Lunceford met his future lead and jazz alto saxophonist Willie Smith and pianist-arranger Ed Wilcox while he attended Fisk University in Nashville. After graduation, he taught music and athletics at Memphis' Manassas High, where two more soon-to-be stalwarts, bassist Moses Allen and drummer Jimmie Crawford, were his students. Having earned a genuine fatherly respect from these talented young men, Lunceford, ever the teacher, molded them and their colleagues into a well-rehearsed, disciplined, uncommonly stable unit. (Eight of the ten players who were in the band when Sy Oliver joined Lunceford in late 1933 were still with him when Oliver left almost six years later, and many stayed well into the '40s.) Yet, for all their precision and polish, Lunceford's men, as these tracks demonstrate, never forgot how to swing.

They also knew how to entertain and, judging from a stack of witty, well-played novelty numbers, had fun doing it. A Mills Brothers-like vocal trio on "My Blue Heaven," another fine Oliver chart, is set up by strong ensembles and brief, but solid, solo statements. "He Ain't Got Rhythm," Oliver's take on an all-but-forgotten Irving Berlin movie song, gets a boost from Joe Thomas' big-toned tenor and good-natured vocal. On "I'm Nuts About Screwy Music," Ed Wilcox's intricate arrangement keeps up a running commentary on the wacky lyric, appealingly sung by Willie Smith. And then there's Oliver's deliberately hokey treatment of the looniest tune of them all, "The Merry-Go-Round Broke Down," complete with calliope effects and a boardwalk hawker: "Anyone wish a bag o' popcorn, salty peanuts, Hershey choc'late! "

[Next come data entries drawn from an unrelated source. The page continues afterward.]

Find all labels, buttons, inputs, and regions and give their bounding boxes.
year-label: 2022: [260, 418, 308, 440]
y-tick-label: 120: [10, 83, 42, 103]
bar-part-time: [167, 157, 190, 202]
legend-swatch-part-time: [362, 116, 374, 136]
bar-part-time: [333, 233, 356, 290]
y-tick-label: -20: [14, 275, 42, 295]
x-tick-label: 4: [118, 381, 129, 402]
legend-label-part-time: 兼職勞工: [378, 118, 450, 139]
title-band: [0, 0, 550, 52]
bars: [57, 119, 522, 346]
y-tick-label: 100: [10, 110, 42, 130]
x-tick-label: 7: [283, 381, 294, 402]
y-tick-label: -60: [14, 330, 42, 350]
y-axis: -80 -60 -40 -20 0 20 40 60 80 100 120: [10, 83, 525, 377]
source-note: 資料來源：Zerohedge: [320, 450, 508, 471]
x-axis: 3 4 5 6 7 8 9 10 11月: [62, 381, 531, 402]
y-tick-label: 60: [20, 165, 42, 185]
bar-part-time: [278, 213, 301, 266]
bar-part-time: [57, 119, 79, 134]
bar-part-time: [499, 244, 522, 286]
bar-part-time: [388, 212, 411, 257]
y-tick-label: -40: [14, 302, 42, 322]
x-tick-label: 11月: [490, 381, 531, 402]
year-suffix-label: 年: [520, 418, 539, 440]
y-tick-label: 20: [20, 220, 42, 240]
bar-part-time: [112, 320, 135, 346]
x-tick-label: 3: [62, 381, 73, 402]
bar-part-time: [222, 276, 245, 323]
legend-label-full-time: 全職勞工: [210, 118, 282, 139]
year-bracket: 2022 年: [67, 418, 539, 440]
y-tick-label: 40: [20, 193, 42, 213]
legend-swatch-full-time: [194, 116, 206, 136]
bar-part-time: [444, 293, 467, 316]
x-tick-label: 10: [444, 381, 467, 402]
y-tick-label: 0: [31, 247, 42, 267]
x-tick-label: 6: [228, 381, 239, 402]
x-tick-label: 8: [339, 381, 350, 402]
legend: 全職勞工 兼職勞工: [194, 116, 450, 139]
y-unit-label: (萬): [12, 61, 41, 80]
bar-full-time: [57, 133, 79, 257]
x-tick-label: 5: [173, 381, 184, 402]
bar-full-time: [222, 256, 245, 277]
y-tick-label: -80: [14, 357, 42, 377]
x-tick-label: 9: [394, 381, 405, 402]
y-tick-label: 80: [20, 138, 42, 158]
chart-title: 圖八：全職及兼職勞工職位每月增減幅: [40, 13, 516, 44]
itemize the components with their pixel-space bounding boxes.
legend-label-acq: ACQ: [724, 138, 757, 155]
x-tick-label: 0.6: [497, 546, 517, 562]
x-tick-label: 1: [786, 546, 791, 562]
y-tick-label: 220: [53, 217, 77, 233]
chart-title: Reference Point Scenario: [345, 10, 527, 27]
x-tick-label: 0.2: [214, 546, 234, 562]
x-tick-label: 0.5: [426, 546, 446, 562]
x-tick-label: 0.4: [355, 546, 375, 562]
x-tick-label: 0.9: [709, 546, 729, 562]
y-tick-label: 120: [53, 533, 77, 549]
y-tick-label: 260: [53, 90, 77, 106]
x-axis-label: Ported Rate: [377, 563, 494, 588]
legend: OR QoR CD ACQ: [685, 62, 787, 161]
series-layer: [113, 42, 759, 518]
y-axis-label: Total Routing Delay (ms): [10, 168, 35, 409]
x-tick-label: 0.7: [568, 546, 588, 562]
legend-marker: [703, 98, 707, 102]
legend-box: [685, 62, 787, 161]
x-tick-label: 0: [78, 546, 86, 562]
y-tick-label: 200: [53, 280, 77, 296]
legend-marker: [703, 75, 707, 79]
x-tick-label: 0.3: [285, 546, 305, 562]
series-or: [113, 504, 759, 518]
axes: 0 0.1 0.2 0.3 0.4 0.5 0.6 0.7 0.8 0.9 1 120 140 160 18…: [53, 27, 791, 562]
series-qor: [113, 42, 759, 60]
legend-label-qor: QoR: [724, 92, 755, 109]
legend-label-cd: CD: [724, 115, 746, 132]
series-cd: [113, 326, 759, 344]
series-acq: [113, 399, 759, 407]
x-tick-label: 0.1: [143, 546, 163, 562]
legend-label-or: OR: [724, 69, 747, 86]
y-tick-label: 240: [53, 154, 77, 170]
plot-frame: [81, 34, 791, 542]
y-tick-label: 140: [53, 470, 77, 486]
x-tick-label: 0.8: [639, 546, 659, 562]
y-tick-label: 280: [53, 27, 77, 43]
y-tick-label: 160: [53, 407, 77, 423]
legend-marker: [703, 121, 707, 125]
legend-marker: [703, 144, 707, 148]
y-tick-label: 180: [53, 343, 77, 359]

But the musical highlights of this collection are two Sy Oliver masterpieces. On the delightful cameo, "Organ Grinder's Swing," Oliver employs an astounding range of timbral colors and combinations - a "Mood Indigo"-like horn trio, his own growling trumpet over Jock Carruthers' strident baritone saxophone, celeste and temple blocks, bluesy guitar over whisper-soft saxes - to illuminate the childlike, folkish melody. Then, there is "For Dancers Only," from June 1937, one of the defining moments of big band jazz, an object lesson in ensemble power, which is not necessarily synonymous with volume, and collective swing. To call this the artistic zenith of the Swing Era is not to say that it was all downhill from here. But it never got any better.